We move forward a bit - the decision to create Data as a value stream is made. Time to collect expectations. Usually, teams do not know what to ask for, so they ask for “✨Everything✨". You will likely end up with the standard KPIs for the industry - e.g. (recurring) revenue, customer and revenue churn & retention, organic vs paid traffic, customer acquisition cost, customer lifetime value, margin & payback, etc. Starting with requirements is often painful - too many options, too detached from what you usually do. Ideally, start like Good To Great teaches us - with the team. Put together a stellar and lean team. It is not yet time to think whether it needs to be centralised or decentralised - setting up a value stream from scratch can only be done centralised. The team needs to be experienced and capable to keep all stakeholders close, switch between different hats and have a wide overview of all-things-data. When this team has the decision-making power and management support to carry out the necessary changes, then you are off to a great start.

Next step on the path is differentiating between operational use of data and analytical use of data. By moving through the value chain from the output backwards, the team will keep their focus and efficiency.

This is what I mean:

Imagine you have the data - what will you do with it? 
**this is the output**
For example: you want to make money and not lose it. 
This tells your data team that you need customer lifetime value.
**this is the intermediate product**
and they know what to capture, how to capture it, and where to store it. 
**this is the input**

We are midway now - at this point, you have your data architecture & strategy. Operational use (e.g. CRM, ERP) and analytical use (e.g. Domo, Metabase, Tableau) will complement each other, not overlap, and take data from the same clean data layer, which will avoid conflicting reports.

The next step is to start implementing the data pipeline with these guiding principles:

  • Balancing cost & speed: minimum transform time, minimum response time for each use case, minimum cost.
  • Automation to achieve 80/20 ratio of work: moving away from putting fires out and towards increasing value-added.
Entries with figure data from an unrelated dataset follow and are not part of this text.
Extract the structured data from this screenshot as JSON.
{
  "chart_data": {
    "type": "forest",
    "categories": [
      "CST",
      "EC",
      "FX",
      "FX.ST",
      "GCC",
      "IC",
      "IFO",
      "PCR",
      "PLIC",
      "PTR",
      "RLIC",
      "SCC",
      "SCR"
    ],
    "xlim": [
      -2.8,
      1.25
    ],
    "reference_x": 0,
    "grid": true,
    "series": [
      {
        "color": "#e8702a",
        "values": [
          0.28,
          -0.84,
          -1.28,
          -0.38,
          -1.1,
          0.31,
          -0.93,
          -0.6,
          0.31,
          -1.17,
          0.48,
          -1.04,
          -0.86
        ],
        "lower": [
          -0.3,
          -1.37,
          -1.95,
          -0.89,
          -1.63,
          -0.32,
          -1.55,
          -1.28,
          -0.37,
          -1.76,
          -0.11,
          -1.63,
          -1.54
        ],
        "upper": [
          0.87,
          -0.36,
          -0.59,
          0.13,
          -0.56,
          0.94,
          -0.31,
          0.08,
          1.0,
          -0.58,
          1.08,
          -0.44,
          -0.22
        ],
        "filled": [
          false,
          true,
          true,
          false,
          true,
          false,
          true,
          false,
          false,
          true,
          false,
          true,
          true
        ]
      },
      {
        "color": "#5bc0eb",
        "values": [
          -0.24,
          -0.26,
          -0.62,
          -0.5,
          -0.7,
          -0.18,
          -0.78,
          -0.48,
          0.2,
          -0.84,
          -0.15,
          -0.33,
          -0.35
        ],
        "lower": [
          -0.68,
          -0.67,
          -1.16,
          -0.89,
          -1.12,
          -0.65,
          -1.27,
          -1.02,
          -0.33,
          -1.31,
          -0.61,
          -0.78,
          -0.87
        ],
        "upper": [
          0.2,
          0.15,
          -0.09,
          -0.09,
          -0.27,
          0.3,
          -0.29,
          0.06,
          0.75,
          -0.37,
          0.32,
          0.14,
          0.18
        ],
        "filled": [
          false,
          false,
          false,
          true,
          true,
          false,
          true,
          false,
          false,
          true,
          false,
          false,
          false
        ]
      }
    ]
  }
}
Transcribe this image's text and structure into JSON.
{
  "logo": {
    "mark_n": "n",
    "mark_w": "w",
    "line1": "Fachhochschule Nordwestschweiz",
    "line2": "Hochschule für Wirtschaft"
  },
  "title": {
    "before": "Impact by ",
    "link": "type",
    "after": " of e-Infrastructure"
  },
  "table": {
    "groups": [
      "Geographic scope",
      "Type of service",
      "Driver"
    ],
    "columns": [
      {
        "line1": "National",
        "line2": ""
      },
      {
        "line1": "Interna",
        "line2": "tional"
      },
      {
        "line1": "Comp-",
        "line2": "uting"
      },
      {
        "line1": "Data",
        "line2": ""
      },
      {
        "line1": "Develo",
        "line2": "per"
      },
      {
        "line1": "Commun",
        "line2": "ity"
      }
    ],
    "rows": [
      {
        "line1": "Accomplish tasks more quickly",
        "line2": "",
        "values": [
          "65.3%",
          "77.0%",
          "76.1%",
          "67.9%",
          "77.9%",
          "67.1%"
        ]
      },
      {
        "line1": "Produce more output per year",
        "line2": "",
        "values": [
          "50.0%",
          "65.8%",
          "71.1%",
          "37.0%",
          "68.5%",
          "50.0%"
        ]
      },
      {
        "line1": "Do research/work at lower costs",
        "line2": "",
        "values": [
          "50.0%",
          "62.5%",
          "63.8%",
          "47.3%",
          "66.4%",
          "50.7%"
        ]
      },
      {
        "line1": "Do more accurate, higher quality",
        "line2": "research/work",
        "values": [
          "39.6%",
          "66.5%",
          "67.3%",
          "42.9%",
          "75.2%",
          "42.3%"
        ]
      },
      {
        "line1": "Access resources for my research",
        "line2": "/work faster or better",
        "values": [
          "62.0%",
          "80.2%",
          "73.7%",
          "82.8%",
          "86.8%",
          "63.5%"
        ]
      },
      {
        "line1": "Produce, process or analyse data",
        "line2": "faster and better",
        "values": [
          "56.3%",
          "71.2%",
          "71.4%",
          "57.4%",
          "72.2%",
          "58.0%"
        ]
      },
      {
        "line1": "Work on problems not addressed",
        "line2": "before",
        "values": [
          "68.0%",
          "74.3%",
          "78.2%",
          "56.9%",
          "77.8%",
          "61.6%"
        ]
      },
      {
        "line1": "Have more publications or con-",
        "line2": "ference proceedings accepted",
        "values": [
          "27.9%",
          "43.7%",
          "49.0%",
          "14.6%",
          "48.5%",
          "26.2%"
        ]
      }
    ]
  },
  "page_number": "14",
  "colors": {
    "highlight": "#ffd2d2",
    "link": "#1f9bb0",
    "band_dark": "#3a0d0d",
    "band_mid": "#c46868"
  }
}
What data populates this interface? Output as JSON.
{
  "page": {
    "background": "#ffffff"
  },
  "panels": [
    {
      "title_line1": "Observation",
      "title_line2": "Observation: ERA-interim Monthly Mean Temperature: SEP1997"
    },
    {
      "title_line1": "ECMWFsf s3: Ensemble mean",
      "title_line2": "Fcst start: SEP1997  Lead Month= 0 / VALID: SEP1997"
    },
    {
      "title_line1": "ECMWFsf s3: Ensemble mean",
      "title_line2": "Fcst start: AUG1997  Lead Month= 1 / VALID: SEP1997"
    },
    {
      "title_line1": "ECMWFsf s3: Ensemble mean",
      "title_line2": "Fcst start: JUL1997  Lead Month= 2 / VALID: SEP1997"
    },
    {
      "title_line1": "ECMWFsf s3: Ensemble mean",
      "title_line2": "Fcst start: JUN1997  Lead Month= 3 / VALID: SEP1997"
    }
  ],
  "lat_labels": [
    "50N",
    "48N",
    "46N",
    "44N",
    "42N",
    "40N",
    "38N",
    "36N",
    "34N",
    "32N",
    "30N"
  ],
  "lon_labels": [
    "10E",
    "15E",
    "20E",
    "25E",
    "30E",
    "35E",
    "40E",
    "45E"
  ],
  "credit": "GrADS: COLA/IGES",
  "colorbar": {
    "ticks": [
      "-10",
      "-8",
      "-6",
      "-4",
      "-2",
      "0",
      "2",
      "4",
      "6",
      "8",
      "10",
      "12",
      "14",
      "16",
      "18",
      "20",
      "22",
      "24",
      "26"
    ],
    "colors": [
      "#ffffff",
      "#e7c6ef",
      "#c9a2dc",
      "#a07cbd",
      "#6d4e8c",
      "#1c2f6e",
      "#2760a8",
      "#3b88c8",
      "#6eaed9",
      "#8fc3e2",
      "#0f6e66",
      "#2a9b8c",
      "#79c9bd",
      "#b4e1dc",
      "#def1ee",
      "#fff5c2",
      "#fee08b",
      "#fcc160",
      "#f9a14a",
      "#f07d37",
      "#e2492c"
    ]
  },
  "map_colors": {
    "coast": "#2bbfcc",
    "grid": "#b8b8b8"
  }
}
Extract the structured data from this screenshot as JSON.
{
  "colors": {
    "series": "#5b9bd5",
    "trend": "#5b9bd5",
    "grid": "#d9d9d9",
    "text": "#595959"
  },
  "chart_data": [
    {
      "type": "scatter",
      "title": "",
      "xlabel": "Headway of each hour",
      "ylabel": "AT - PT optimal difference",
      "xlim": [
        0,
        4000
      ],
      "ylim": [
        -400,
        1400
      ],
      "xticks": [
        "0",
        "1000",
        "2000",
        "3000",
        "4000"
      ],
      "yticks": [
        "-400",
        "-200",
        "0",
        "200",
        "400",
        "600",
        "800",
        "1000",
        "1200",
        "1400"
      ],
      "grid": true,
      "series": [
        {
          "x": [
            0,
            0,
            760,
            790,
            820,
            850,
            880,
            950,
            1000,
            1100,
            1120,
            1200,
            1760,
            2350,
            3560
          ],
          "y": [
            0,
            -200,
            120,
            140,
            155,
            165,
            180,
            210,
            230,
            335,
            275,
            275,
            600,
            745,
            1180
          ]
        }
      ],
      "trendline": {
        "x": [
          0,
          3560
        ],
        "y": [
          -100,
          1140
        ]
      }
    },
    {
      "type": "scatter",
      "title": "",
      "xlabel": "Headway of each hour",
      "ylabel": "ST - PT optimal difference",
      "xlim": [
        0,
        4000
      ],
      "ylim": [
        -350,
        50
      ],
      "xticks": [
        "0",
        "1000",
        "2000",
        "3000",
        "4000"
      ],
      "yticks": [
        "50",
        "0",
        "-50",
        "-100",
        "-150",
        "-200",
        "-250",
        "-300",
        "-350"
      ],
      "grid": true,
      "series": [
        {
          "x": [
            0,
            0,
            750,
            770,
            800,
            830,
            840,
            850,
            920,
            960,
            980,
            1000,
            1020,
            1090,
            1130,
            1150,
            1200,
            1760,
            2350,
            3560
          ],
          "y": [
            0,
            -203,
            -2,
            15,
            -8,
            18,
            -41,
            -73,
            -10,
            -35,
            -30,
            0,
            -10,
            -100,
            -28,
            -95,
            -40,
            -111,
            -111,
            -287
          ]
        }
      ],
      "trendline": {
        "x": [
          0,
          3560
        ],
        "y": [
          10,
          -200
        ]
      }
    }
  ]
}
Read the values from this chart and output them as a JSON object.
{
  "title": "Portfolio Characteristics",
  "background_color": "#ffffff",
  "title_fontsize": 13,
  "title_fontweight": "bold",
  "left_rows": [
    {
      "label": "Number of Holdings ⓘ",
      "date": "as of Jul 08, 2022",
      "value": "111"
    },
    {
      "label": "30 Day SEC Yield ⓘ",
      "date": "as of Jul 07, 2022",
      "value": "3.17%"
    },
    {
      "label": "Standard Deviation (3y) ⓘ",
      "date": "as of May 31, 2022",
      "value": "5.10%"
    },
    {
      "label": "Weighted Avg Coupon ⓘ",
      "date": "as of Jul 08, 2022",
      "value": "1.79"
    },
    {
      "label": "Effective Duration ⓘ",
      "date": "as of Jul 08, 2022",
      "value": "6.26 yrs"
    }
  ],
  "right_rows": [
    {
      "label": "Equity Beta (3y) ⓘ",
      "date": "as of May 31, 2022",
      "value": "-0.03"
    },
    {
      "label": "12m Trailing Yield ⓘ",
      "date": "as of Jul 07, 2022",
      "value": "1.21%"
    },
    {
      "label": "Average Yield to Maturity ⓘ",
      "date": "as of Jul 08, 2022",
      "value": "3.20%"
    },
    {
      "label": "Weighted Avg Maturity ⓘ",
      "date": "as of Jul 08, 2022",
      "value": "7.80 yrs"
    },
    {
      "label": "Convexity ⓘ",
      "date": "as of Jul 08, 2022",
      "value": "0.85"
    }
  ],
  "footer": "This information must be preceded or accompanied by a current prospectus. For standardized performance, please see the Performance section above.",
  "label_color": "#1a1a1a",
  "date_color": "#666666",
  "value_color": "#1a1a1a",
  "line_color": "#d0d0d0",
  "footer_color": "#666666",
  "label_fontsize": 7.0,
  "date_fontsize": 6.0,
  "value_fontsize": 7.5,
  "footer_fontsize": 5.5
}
The team should focus 20% of their time on maintenance and ad hoc analysis, and 80% of the time on needle-moving activities (eg. what products the company should be building next). This is achieved by automating ingestion of data, providing a clean data layer (model the data in a way which makes sense for the business), so that reporting can be independent/self service.
  • Streamlining data pipelines: data across teams is connected, they work on the same end goal (i.e. company growth), there is no need to customise a dataset per each use case. When the clean data layer is exposed and validated, then users can answer questions themselves. This gives them autonomy and speed.

The Data Pipeline is data being extracted from upstream sources and loaded into a data warehouse. As a first step, this process is one way. Ideally, the first source is your PSP or the payment data, through a direct integration. Once the data is in the warehouse, the transformations are defined in SQL and executed. How much time & effort these transformations will take depends a lot on the input data sources.

After this first round of work, it is time to think about the stability and compliance of the pipeline. The handover points between sources, DWH and end-user interfaces need to be stable and this is time well-spent. Staging and Production layers in the DWH are a must have. Backup of the data and the code - as well. If it makes sense, the pipeline should be able to run both ways - from data sources to, say the CRM, and from the CRM to the data sources.

We are almost at the end of the path - time to negotiate a Data Governance Framework and a clear Code of Conduct. Data lineage - another byproduct of a well set up data value stream - gives an overview of the data to answer audit trails, deletion and information requests. Data lineage depends on an accurate data inventory that can track:

Where is data stored? How is data protected? How is data updated? Who has access and who is accountable?

Typical questions that data lineage should be able to answer when an error is identified in a report are: Where did it come from? When did the error occur? Who is accountable for that? How can we solve it?

See - we are already talking about seeing errors in reports and being able to tell it is an error. This means the data value stream is set up. The business is now able to show its growth, resilience & its place on the market. It can manage the relationship with its customers efficiently and direct its actions strategically.

Where to now? Once the data is set up, it would be a great time to discuss whether the team needs to continue to be small and centralised, or move toward dedicated capacity, coordinated or independent data units. There are best practices on how to structure the team for scale, depending on the specificities of the organisation. You can also start thinking about sentiment analysis, predictive analytics, data ops, machine learning, data products, etc.